License:
NOODL-1.0
Steward:
Institute of African Digital HumanitiesDataset ID:
cmqf6c9lc06gil2075rm34xds
Task: TTS
Release Date: 6/15/2026
Format: MP3, TSV
Size: 43.03 MB
Share
Mbo-TTS-Dataset is a scripted speech dataset dedicated to the documentation and technological development of Mbo (ISO 639-3: mbo), a Bantu language spoken in the Moungo Division of the Littoral Region of Cameroon. The dataset was compiled in the framework of the Mozilla Data Collective initiative (2026), as a supplement to the Common Voice Scripted Speech 25.0 – Mbo dataset (https://mozilladatacollective.com/datasets/cmn1qc3ct00zemm07h05b4qls). The dataset comprises 982 high-quality MP3 audio recordings of Mbo sentences read by a native speaker across 10 recording sessions, together with per-session sentence-to-audio mapping files enabling precise alignment between textual and acoustic data. Sentences were drawn from a scripted speech prompt list and read in a controlled environment. The transcription of all sentences follows the General Alphabet of Cameroon's Languages (AGLC; French acronym: Alphabet Général des Langues Camerounaises), the reference standard for Cameroonian national languages. The Mbo orthography employed in this dataset is distinguished by a rich set of vowel symbols — including the open-mid front unrounded vowel ɛ, the open-mid back rounded vowel ɔ, the mid-central vowel ə (schwa), and the high central rounded vowel ʉ — as well as a multi-register tone-marking system combining level (acute, macron, grave) and contour (caron, circumflex) diacritics applied to all vowel symbols and syllabic nasals.

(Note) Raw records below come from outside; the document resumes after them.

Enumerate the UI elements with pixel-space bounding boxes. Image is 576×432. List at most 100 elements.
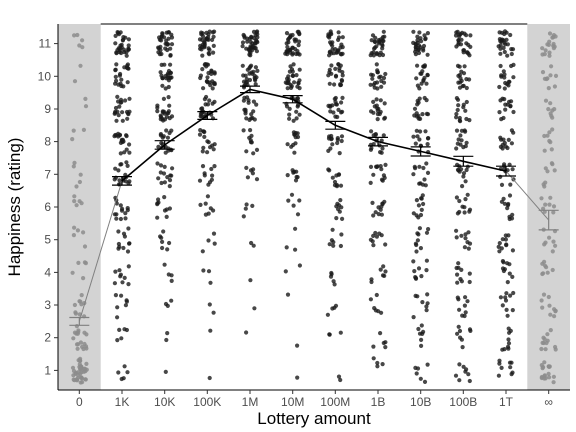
data-point [122,150,127,155]
data-point [378,207,383,212]
data-point [546,42,552,48]
data-point [329,63,334,68]
data-point [369,38,374,43]
data-point [425,142,430,147]
data-point [165,175,170,180]
data-point [506,201,511,207]
data-point [383,345,388,350]
data-point [158,163,164,168]
data-point [155,202,160,207]
data-point [212,82,217,87]
data-point [297,198,302,203]
data-point [416,113,421,118]
data-point [463,197,468,202]
data-point [72,302,77,308]
data-point [206,269,212,274]
data-point [457,378,462,383]
data-point [339,100,344,105]
data-point [125,116,130,121]
data-point [460,345,465,350]
data-point [116,246,121,251]
data-point [297,112,302,117]
data-point [509,51,514,57]
data-point [291,203,296,208]
data-point [456,103,461,108]
data-point [72,199,77,204]
data-point [336,374,342,379]
data-point [339,78,345,83]
x-tick-label: 100M [320,395,350,409]
data-point [547,53,552,58]
data-point [115,315,120,320]
data-point [81,230,86,235]
data-point [245,36,250,41]
data-point [510,308,515,313]
data-point [122,364,127,369]
data-point [454,195,459,200]
data-point [414,213,419,218]
data-point [120,118,125,123]
data-point [247,77,253,83]
data-point [124,147,129,152]
x-tick-label: 1B [371,395,386,409]
data-point [328,40,333,45]
data-point [457,115,462,121]
data-point [167,240,172,246]
data-point [243,206,248,211]
data-point [506,341,512,346]
data-point [117,327,122,332]
data-point [499,74,504,79]
data-point [165,247,170,252]
data-point [459,138,464,143]
data-point [506,346,511,351]
error-bar [453,155,474,167]
data-point [424,308,429,313]
data-point [80,38,85,43]
data-point [284,30,290,36]
x-tick-label: 10B [410,395,431,409]
data-point [414,198,419,203]
data-point [379,78,384,84]
data-point [292,80,297,85]
data-point [160,110,165,115]
data-point [373,210,378,215]
data-point [160,83,165,88]
data-point [116,32,122,37]
data-point [123,303,128,308]
data-point [411,172,416,177]
data-point [411,29,416,34]
data-point [252,306,257,311]
data-point [374,234,379,239]
data-point [419,39,424,44]
data-point [371,243,376,248]
data-point [76,358,81,363]
data-point [160,135,165,140]
data-point [426,227,431,232]
data-point [205,75,210,80]
data-point [418,181,423,186]
data-point [422,63,427,68]
data-point [293,178,299,183]
data-point [543,98,549,103]
data-point [461,171,467,176]
data-point [507,360,513,365]
data-point [126,226,131,231]
data-point [462,303,467,308]
data-point [416,203,421,208]
data-point [285,142,290,147]
data-point [382,273,387,278]
data-point [511,130,516,135]
data-point [422,95,427,101]
data-point [415,38,420,43]
data-point [459,78,464,83]
data-point [118,203,123,208]
data-point [333,99,338,104]
data-point [454,265,459,271]
data-point [81,127,86,132]
data-point [543,48,548,53]
data-point [540,70,546,75]
data-point [198,46,203,51]
data-point [542,360,547,365]
data-point [461,174,466,179]
shaded-regions [58,24,570,390]
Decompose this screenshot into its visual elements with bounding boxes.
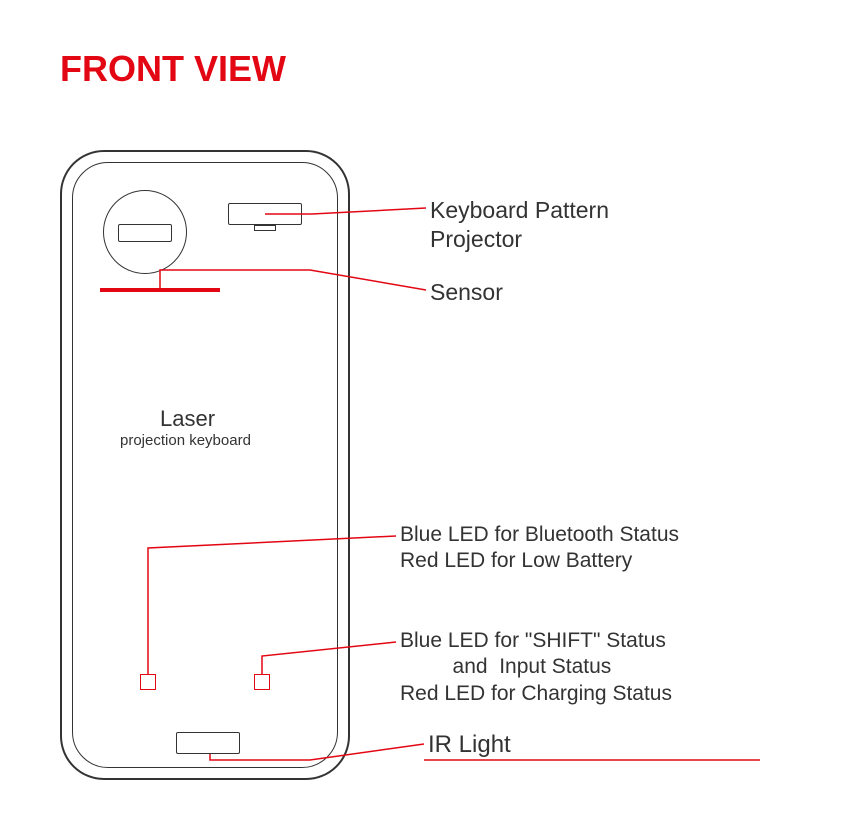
projector-tab bbox=[254, 225, 276, 231]
label-sensor: Sensor bbox=[430, 278, 503, 307]
page-title: FRONT VIEW bbox=[60, 48, 286, 90]
device-label-main: Laser bbox=[160, 406, 215, 432]
label-ir: IR Light bbox=[428, 730, 511, 760]
ir-slot bbox=[176, 732, 240, 754]
projector-slot bbox=[228, 203, 302, 225]
led-left bbox=[140, 674, 156, 690]
led-right bbox=[254, 674, 270, 690]
label-projector: Keyboard PatternProjector bbox=[430, 196, 609, 254]
device-label-sub: projection keyboard bbox=[120, 432, 251, 450]
lens-slot bbox=[118, 224, 172, 242]
label-led1: Blue LED for Bluetooth StatusRed LED for… bbox=[400, 522, 679, 575]
sensor-line bbox=[100, 288, 220, 292]
label-led2: Blue LED for "SHIFT" Status and Input St… bbox=[400, 628, 672, 707]
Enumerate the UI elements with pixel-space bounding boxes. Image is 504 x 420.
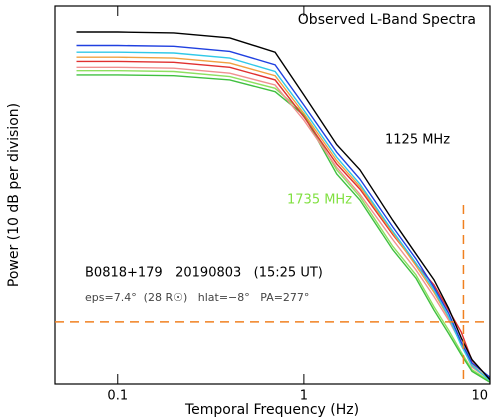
spectrum-line — [76, 31, 491, 381]
spectrum-line — [76, 51, 491, 382]
y-axis-label: Power (10 dB per division) — [6, 103, 22, 287]
annotation: eps=7.4° (28 R☉) hlat=−8° PA=277° — [85, 291, 309, 304]
spectrum-line — [76, 56, 491, 382]
chart-title: Observed L-Band Spectra — [298, 12, 476, 28]
spectrum-line — [76, 60, 491, 380]
spectrum-line — [76, 66, 491, 381]
spectrum-line — [76, 44, 491, 378]
plot-area — [76, 31, 491, 383]
x-axis-label: Temporal Frequency (Hz) — [184, 402, 359, 418]
plot-frame — [54, 5, 491, 385]
annotation: B0818+179 20190803 (15:25 UT) — [85, 266, 323, 281]
spectrum-line — [76, 74, 491, 383]
annotation: 1735 MHz — [287, 193, 352, 208]
x-tick-label: 0.1 — [107, 389, 128, 404]
x-tick-label: 1 — [300, 389, 308, 404]
annotation: 1125 MHz — [385, 133, 450, 148]
x-tick-label: 10 — [471, 389, 488, 404]
spectrum-line — [76, 70, 491, 383]
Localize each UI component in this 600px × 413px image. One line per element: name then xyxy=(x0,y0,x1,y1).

A voiced bilabial implosive consonant is represented by ɓ. Glottal closure is marked by the modifier letter apostrophe (ʼ). The parallel availability of AGLC-transcribed text and aligned speech makes the dataset suitable for a wide range of applications, including text-to-speech (TTS) synthesis, automatic speech recognition (ASR), forced alignment, pronunciation modelling, and language learning tools. It also directly supports efforts to standardise and normalise the digital representation of Mbo in language technology contexts.
Licensing
Nwulite Obodo Open Data Licence 1.0 (NOODL-1.0)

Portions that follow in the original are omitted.